Cette question difficile a été résolue dans le sens de la première de ces deux interprétations, par la Cour de cassation : « Attendu que les art. du C. for. 165 et suivants, jusques et y compris l'art. 170, lesquels déterminent les formes à suivre par les gardes forestiers pour la rédaction de leurs procès-verbaux, ont soigneusement indiqué toutes celles de ces formes à l'inobservation desquelles ils attachaient les peines de nullité; mais que ces mêmes articles n'ont point fixé de délais dans lesquels devraient être rédigés ces procès-verbaux; que s'il est désirable que le moment où ces actes sont rédigés soit le plus rapproché possible de la reconnaissance du délit qu'ils ont pour but de constater, et si, d'après ce motif, il est enjoint aux gardes forestiers, par l'art. 181 de l'ordonnance d'exécution du 1er août 1827, de dresser jour par jour des procès-verbaux des délits qu'ils auraient reconnus, néanmoins cette injonction ne leur est pas faite à peine de nullité; que si cet art. 181 prescrit aux gardes forestiers de se conformer aux règles tracées par les art. 16 et 18 du C. d'instr. crim., soit pour la rédaction de ces procès-verbaux, soit pour leur remise aux autorités supérieures, ces articles, qui ne sont pas d'ailleurs prescrits à peine de nullité, ont été modifiés, en ce qui concerne les gardes forestiers, par l'art. 170 du C. for.; que dès lors, en annulant dans la cause le procès-verbal qui a servi de base aux poursuites, lequel est régulier dans sa forme, et ce, sur le motif que cet acte n'a été

rédigé que trente-six jours après la reconnaissance faite, par le garde rédacteur, de la perpétration du délit, le jugement attaqué a admis une nullité qui n'est pas formellement prononcée par la loi '. »
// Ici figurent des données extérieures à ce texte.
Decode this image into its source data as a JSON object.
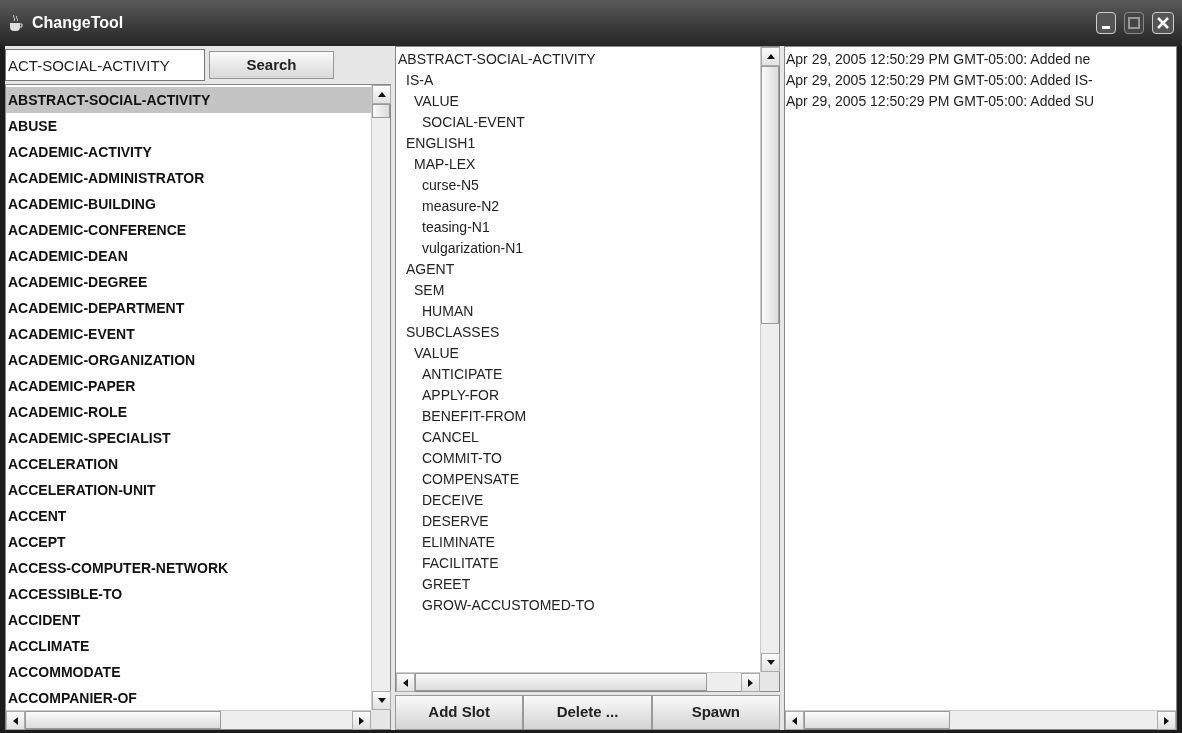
{
  "window": {
    "title": "ChangeTool"
  },
  "search": {
    "value": "ACT-SOCIAL-ACTIVITY",
    "button": "Search"
  },
  "concepts": [
    {
      "label": "ABSTRACT-SOCIAL-ACTIVITY",
      "selected": true
    },
    {
      "label": "ABUSE",
      "selected": false
    },
    {
      "label": "ACADEMIC-ACTIVITY",
      "selected": false
    },
    {
      "label": "ACADEMIC-ADMINISTRATOR",
      "selected": false
    },
    {
      "label": "ACADEMIC-BUILDING",
      "selected": false
    },
    {
      "label": "ACADEMIC-CONFERENCE",
      "selected": false
    },
    {
      "label": "ACADEMIC-DEAN",
      "selected": false
    },
    {
      "label": "ACADEMIC-DEGREE",
      "selected": false
    },
    {
      "label": "ACADEMIC-DEPARTMENT",
      "selected": false
    },
    {
      "label": "ACADEMIC-EVENT",
      "selected": false
    },
    {
      "label": "ACADEMIC-ORGANIZATION",
      "selected": false
    },
    {
      "label": "ACADEMIC-PAPER",
      "selected": false
    },
    {
      "label": "ACADEMIC-ROLE",
      "selected": false
    },
    {
      "label": "ACADEMIC-SPECIALIST",
      "selected": false
    },
    {
      "label": "ACCELERATION",
      "selected": false
    },
    {
      "label": "ACCELERATION-UNIT",
      "selected": false
    },
    {
      "label": "ACCENT",
      "selected": false
    },
    {
      "label": "ACCEPT",
      "selected": false
    },
    {
      "label": "ACCESS-COMPUTER-NETWORK",
      "selected": false
    },
    {
      "label": "ACCESSIBLE-TO",
      "selected": false
    },
    {
      "label": "ACCIDENT",
      "selected": false
    },
    {
      "label": "ACCLIMATE",
      "selected": false
    },
    {
      "label": "ACCOMMODATE",
      "selected": false
    },
    {
      "label": "ACCOMPANIER-OF",
      "selected": false
    }
  ],
  "frame_tree": [
    {
      "label": "ABSTRACT-SOCIAL-ACTIVITY",
      "children": [
        {
          "label": "IS-A",
          "children": [
            {
              "label": "VALUE",
              "children": [
                {
                  "label": "SOCIAL-EVENT"
                }
              ]
            }
          ]
        },
        {
          "label": "ENGLISH1",
          "children": [
            {
              "label": "MAP-LEX",
              "children": [
                {
                  "label": "curse-N5"
                },
                {
                  "label": "measure-N2"
                },
                {
                  "label": "teasing-N1"
                },
                {
                  "label": "vulgarization-N1"
                }
              ]
            }
          ]
        },
        {
          "label": "AGENT",
          "children": [
            {
              "label": "SEM",
              "children": [
                {
                  "label": "HUMAN"
                }
              ]
            }
          ]
        },
        {
          "label": "SUBCLASSES",
          "children": [
            {
              "label": "VALUE",
              "children": [
                {
                  "label": "ANTICIPATE"
                },
                {
                  "label": "APPLY-FOR"
                },
                {
                  "label": "BENEFIT-FROM"
                },
                {
                  "label": "CANCEL"
                },
                {
                  "label": "COMMIT-TO"
                },
                {
                  "label": "COMPENSATE"
                },
                {
                  "label": "DECEIVE"
                },
                {
                  "label": "DESERVE"
                },
                {
                  "label": "ELIMINATE"
                },
                {
                  "label": "FACILITATE"
                },
                {
                  "label": "GREET"
                },
                {
                  "label": "GROW-ACCUSTOMED-TO"
                }
              ]
            }
          ]
        }
      ]
    }
  ],
  "actions": [
    "Add Slot",
    "Delete ...",
    "Spawn"
  ],
  "log": [
    "Apr 29, 2005 12:50:29 PM GMT-05:00: Added ne",
    "Apr 29, 2005 12:50:29 PM GMT-05:00: Added IS-",
    "Apr 29, 2005 12:50:29 PM GMT-05:00: Added SU"
  ]
}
Cette solution n'est que l'application rigoureuse d'une loi évidemment imparfaite. Nous avons vu que la législation a prescrit comme une règle générale la rédaction des procès-verbaux au moment même ou le plus près possible de la découverte des délits. Cette règle est-elle inapplicable en matière forestière? L'ordonnance de 1669, qui fixait le délai de cette rédaction à deux jours, et la loi du 29 septembre 1791, qui le limitait à vingt-quatre heures, attestent que la constatation des délits forestiers peut facilement y être assujettie. On a dit, néanmoins, qu'il est des délits qui exigent souvent plusieurs jours pour en suivre les traces et arriver à en découvrir les auteurs; mais les gardes peuvent alors constater jour par jour, jusqu'à la clôture de leur procès-verbal, les recherches auxquelles ils se sont livrés; ils ne sont pas même obligés d'attendre, pour le clore, qu'ils aient découvert les auteurs du délit. Il n'y avait donc pas de motif de déroger au principe qui domine tous les procès-verbaux. Et ce principe ne devait-il pas être appliqué avec plus de sévérité lorsque les procèsverbaux font foi jusqu'à inscription de faux, lorsqu'ils excluent tout autre témoignage? Il faut remarquer, en outre, qu'aux termes de l'art. 185 du C. for., la

Arr. Cass. 11 janvier 1850, rapp. M. Fréteau de Pény (Bull., no 8).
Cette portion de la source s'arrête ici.